Please see this example code:

Public Function helloworld()
Dim hello(3) As Variant
hello(0) = 24
hello(1) = 33
hello(2) = 1
Me.Range("A1,B4,C5").Name = "YAY"
Me.Range("YAY") = hello
End Function

When you run this code, cells A1, B4, and C5 will all be set to the value 24.

Is it possible to write a variant out to a non-linear range of cells in this
fashion and have it so that A1 = 24, B4 = 33, and C5 = 1?

What's the purpose of me trying to do this? From Access I am trying to
automate a report which writes out to a range of cells.

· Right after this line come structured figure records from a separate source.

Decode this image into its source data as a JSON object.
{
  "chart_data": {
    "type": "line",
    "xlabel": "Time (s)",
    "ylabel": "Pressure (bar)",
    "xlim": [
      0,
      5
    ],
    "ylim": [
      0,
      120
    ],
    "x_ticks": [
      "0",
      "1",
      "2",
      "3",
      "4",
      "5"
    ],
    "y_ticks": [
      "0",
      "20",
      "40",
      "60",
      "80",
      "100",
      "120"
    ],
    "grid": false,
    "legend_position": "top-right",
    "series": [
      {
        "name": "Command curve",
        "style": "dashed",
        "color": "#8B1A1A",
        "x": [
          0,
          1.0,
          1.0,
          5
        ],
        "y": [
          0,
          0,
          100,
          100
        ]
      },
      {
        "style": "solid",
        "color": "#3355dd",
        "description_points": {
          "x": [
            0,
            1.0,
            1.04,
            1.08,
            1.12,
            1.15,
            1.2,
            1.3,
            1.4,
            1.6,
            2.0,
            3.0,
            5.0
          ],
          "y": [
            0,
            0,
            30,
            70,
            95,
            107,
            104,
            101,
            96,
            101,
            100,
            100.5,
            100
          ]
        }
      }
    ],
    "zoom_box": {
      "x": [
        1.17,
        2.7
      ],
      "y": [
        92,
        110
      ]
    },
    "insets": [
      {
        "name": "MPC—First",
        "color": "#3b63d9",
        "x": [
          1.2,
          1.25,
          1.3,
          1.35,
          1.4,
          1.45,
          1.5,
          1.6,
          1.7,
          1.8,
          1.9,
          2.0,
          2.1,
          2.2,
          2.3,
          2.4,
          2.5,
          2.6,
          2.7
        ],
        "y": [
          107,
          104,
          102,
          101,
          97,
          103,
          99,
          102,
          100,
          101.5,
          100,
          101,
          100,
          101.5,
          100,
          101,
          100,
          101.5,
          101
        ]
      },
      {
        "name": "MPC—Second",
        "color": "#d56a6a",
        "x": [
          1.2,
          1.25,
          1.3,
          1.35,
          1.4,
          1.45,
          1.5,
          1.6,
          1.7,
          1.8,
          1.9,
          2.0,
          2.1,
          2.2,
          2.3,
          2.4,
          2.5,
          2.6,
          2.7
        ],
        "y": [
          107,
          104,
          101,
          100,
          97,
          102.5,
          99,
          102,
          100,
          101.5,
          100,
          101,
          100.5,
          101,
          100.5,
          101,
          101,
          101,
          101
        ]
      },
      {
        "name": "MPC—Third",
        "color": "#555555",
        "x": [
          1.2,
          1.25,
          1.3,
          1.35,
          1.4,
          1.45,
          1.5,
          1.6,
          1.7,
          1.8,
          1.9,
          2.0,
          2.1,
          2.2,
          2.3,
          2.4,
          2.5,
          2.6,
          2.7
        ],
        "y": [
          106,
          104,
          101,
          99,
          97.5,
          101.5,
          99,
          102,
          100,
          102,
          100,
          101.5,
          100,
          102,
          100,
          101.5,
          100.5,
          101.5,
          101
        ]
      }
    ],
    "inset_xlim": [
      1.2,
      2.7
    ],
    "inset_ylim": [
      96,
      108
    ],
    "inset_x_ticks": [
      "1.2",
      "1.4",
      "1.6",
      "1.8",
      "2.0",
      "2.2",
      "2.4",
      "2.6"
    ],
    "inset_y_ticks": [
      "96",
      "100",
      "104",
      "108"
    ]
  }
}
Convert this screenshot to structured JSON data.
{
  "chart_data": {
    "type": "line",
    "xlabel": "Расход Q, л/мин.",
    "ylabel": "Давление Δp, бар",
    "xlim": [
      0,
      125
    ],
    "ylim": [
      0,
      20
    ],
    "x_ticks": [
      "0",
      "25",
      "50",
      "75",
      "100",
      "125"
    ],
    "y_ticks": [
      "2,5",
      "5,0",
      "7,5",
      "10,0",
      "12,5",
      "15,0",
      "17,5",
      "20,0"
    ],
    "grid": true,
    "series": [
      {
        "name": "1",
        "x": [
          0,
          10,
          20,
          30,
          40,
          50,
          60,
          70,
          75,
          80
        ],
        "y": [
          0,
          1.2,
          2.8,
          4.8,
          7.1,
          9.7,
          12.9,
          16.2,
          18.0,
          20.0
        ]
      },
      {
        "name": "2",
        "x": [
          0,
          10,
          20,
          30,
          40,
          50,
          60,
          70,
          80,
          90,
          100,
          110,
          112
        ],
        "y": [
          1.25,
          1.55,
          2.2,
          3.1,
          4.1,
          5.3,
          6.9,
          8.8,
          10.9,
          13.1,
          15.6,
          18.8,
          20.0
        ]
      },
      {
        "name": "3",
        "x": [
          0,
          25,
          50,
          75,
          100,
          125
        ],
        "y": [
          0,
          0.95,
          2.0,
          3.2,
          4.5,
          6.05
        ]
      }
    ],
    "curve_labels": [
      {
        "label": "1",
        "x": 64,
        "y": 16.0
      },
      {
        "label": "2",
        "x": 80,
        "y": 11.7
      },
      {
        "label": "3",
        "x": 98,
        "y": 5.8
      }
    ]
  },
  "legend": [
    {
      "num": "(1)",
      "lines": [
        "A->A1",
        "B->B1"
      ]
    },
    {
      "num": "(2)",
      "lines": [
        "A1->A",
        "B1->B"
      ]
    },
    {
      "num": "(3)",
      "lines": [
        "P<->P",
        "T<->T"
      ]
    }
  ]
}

The report right now takes several minutes (~30 at month end) to write
because I am writing it cell by cell. This seems trivial, but try doing this
with about 5000 lines of data, and about 50 value cells and 60 formula cells
per row. It bumps up the time to run the report to roughly 30 minutes,
because each time you make a call to excel to write out a cell it
significantly increases the time to write the report. That's got something
to do with overhead whenever you make a call to OLE Automation I assume, but
I'm not 100% sure if that's a correct statement.

What I would like to do, is copy the formulas and formats from a "template"
row (I do this already and it speeds up the execution somewhat to about 5-10
minutes faster than before), and then write out just the values at one time
per row as a variant array. This I know would speed up execution heavily.
To test this theory, I tried reformatting the report to have all of the
values in a linear range and write at one time (i.e.
excelSheet.Range("A1:A50").Value = myValuesArray) and it sped up execution to
run the whole report in about 5 minutes. Unfortunately, the folks seeing
this report would likely have a raging fit if they saw it like this (go
figure). They want this report in their specific format (gag...), which
means that I would have to use a non-linear range of columns per row to write
out the values. If anyone knows a solution, please let me know.
 
J

John Nurick

Please see this example code:

Public Function helloworld()
Dim hello(3) As Variant
hello(0) = 24
hello(1) = 33
hello(2) = 1
Me.Range("A1,B4,C5").Name = "YAY"
Me.Range("YAY") = hello
End Function

This won't compile in Access or Excel. But you seem to have an Excel
programming question: best ask it in an Excel programming newsgroup.
 
J

Jesper F

They want this report in their specific format (gag...), which
means that I would have to use a non-linear range of columns per row to
write
out the values. If anyone knows a solution, please let me know.

You can send a 2 dimensional array to the excel sheet and write the whole
thing at once.
What do you mean by a non-linear range? I'm not sure I understand completely
what you're trying to do.


Jesper Fjølner
 
G

Guest

You're right, I thought that I had posted this in the Excel Programming base
and then realized I had posted it in Access. The question is not purely
Excel related though, it is related to the interroperability of both programs.
 
G

Guest

I tried the 2-dimensional array trick that I had seen on some other site,
doing something like this:

Public Function helloworld()
Dim hello(3,0) As Variant
hello(0,0) = 24
hello(1,0) = 33
hello(2,0) = 1
Me.Range("A1,B4,C5").Name = "YAY"
Me.Range("YAY") = hello
end function

But that seemed to get the same results. ):
 
G

Guest

Oh, also, by non-linear I mean that normally this kind of setup would work:

If you wrote an array of 5 Variants to the range "A1:A5" from Access, A1
will end up being the first element of the array, A2 the second, and so on.
That would be a linear range. A1,B4,C5 though would be non-linear since I
only want those 3 cells written to by a 3 element array.
 
J

Jesper F

If you wrote an array of 5 Variants to the range "A1:A5" from Access, A1
will end up being the first element of the array, A2 the second, and so
on.
That would be a linear range. A1,B4,C5 though would be non-linear since I
only want those 3 cells written to by a 3 element array.

I'm affraid I don't know of a way to speed that up.
Maybe someone in the Excel group can help.